The second part of the book, dealing with modernity, gives us excerpts from Pascal’s Pensées, Joseph Butler’s Analogy of Religion, Jonathan Edward’s Miscellanies, William Paley’s Natural Theology, and Friedrich Schleiermacher’s On Religion. Honorable mention is given to Hugo Grotius, Herbert of Cherbury, Robert Boyle, John Locke, Isaac Newton, Matthew Tindal, Thomas Sherlock, John Leland, George Berkeley, William Warburton, Leibniz, Pierre Bayle, and a number of other interesting authors. The period that is known as the modern age was a lively time in which the foundations of modern science were founded, and scientific and technological discoveries were constantly happening. These discoveries, coupled with the influence of the late scholastics and the Cartesian philosophers, made for a period of history that was both optimistic about man’s natural capacities, and suspicious of all claims to authority, including religious authority. It is unfortunate that Descartes is not quoted as, without out doubt, he is the most influential catholic philosopher of the modern period, and his works were written with the purpose of defending Christianity. One of the most well-known expositions of the ontological argument, for example, is found in his writings.

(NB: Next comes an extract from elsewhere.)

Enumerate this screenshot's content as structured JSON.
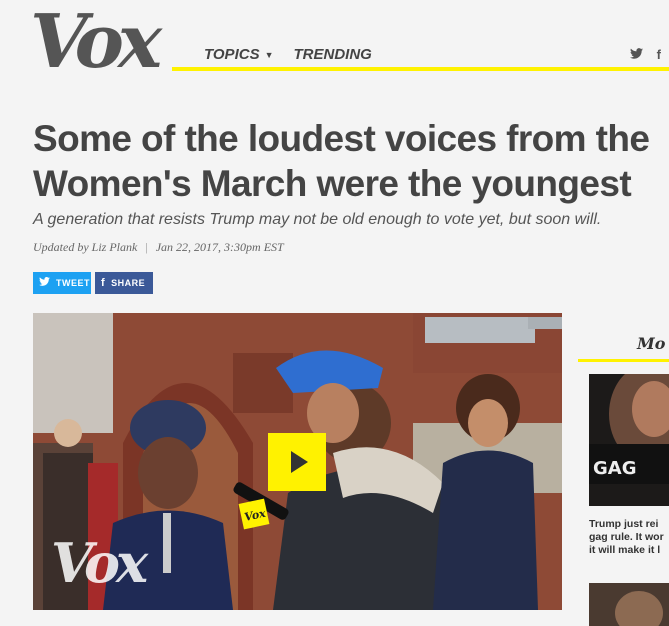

The third part of this book introduces us to the writings of a number of influential thinkers in the 19th and 20th centuries. These centuries saw the publication of a plethora of theological and apologetics works. The selection that we are given include Soren Kierkegaard’s The Instant, Abraham Kuyper’s Lectures on Calvinism, James Orr’s The Christian View of God and the World, B. B. Warfield’s Introduction to Francis R. Beattie’s Apologetics, Chesterton’s Orthodoxy, J. Gresham Machen’s well known Christianity and Liberalism, Cornelius Van Til’s The Defense of the Faith, C. S. Lewis’s Mere Christianity, the catholic theologian Hans Urs von Balthasar’s Eludications, and Test Everything, Lesslie Newbigin’s The Gospel in a Pluralist Society, and Francis Schaeffer’s Death in the City.

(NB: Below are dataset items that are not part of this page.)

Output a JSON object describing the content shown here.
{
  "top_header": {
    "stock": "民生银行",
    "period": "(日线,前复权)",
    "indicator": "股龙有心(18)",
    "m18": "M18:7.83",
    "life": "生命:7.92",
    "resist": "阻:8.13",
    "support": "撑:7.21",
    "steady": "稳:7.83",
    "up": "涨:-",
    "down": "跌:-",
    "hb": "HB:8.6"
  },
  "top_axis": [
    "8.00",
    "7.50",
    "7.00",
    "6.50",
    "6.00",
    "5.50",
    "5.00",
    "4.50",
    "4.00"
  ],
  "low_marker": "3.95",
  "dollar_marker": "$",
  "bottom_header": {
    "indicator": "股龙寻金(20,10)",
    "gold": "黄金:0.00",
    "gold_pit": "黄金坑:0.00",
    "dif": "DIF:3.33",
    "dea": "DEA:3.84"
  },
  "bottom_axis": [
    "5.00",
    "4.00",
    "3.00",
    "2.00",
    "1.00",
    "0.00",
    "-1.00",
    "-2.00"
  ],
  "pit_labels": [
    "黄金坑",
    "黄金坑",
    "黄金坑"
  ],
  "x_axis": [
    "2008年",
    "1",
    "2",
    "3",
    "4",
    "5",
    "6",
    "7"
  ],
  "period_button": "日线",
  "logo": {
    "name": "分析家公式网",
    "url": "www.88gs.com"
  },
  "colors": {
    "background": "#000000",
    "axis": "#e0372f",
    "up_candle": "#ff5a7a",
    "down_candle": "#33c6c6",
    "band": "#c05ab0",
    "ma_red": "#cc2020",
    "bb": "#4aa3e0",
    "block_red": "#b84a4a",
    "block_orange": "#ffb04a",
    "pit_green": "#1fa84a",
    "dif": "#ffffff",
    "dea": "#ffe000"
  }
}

The fourth part of this book gives us a small selection of some contemporary apologists, including selections from Alvin Plantinga’s Warranted Christian Belief, Merold Westphal’s Suspicion and Faith: The Religious Uses of Modern Atheism, Os Guinness’s Time for Truth, the catholic, Jean-Luc Marion’s God without Being, William Lane Craig’s Reasonable Faith, and Francis Collins’, The Language of God. The contemporary selection surprisingly includes nothing by Norman Geisler, Gary Habermas, Paul Copan, Chuck Colson, and a number of other prominent Christian Apologists.

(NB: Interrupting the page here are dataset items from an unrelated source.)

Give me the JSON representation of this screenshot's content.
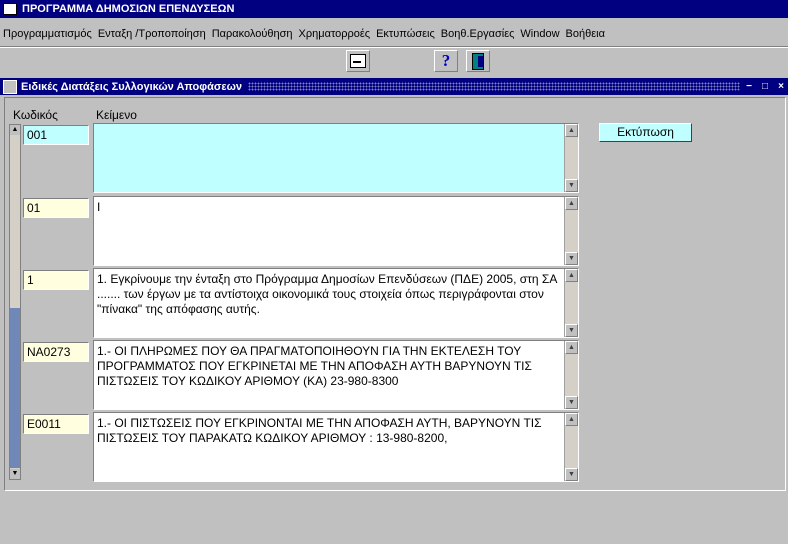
{
  "window": {
    "title": "ΠΡΟΓΡΑΜΜΑ ΔΗΜΟΣΙΩΝ ΕΠΕΝΔΥΣΕΩΝ"
  },
  "menu": [
    "Προγραμματισμός",
    "Ενταξη /Τροποποίηση",
    "Παρακολούθηση",
    "Χρηματορροές",
    "Εκτυπώσεις",
    "Βοηθ.Εργασίες",
    "Window",
    "Βοήθεια"
  ],
  "toolbar": {
    "icons": [
      "printer-icon",
      "help-icon",
      "exit-door-icon"
    ],
    "help_glyph": "?"
  },
  "form": {
    "title": "Ειδικές Διατάξεις Συλλογικών Αποφάσεων",
    "col_code": "Κωδικός",
    "col_text": "Κείμενο",
    "print_button": "Εκτύπωση"
  },
  "records": [
    {
      "code": "001",
      "text": "",
      "selected": true
    },
    {
      "code": "01",
      "text": "I",
      "selected": false
    },
    {
      "code": "1",
      "text": "1. Εγκρίνουμε την ένταξη στο Πρόγραμμα Δημοσίων Επενδύσεων (ΠΔΕ) 2005, στη ΣΑ ....... των έργων  με τα αντίστοιχα οικονομικά τους στοιχεία όπως περιγράφονται στον \"πίνακα\" της απόφασης αυτής.",
      "selected": false
    },
    {
      "code": "NA0273",
      "text": "1.- ΟΙ ΠΛΗΡΩΜΕΣ ΠΟΥ ΘΑ ΠΡΑΓΜΑΤΟΠΟΙΗΘΟΥΝ ΓΙΑ ΤΗΝ ΕΚΤΕΛΕΣΗ ΤΟΥ ΠΡΟΓΡΑΜΜΑΤΟΣ ΠΟΥ ΕΓΚΡΙΝΕΤΑΙ ΜΕ ΤΗΝ ΑΠΟΦΑΣΗ ΑΥΤΗ ΒΑΡΥΝΟΥΝ ΤΙΣ ΠΙΣΤΩΣΕΙΣ ΤΟΥ ΚΩΔΙΚΟΥ ΑΡΙΘΜΟΥ (ΚΑ) 23-980-8300",
      "selected": false
    },
    {
      "code": "E0011",
      "text": "1.- ΟΙ ΠΙΣΤΩΣΕΙΣ ΠΟΥ ΕΓΚΡΙΝΟΝΤΑΙ  ΜΕ ΤΗΝ ΑΠΟΦΑΣΗ ΑΥΤΗ, ΒΑΡΥΝΟΥΝ ΤΙΣ ΠΙΣΤΩΣΕΙΣ ΤΟΥ ΠΑΡΑΚΑΤΩ  ΚΩΔΙΚΟΥ  ΑΡΙΘΜΟΥ : 13-980-8200,",
      "selected": false
    }
  ],
  "colors": {
    "title_bar": "#000080",
    "selected_field": "#bfffff",
    "field": "#ffffe0",
    "text_field": "#ffffff",
    "button": "#bfffff"
  }
}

Though there are some surprising inclusions, and exclusions, the book is a very useful introduction to the works of apologetics that have been published in the last 500 years. It would have been possible to publish a single volume for each of the four sections, and even necessary, if one wished to include all of the important works of apologetics that were written in this short period. As such, the editors have done a wonderful job at giving us a wide variety of apologetics works. As with the first volume there is a noted emphasis on biblical and historical apologetics, and a distinct reformed flavour. Both volumes of this series will be useful in a class concerning the history of apologetics, and a welcome addition to any professors, pastors or lay-man’s library.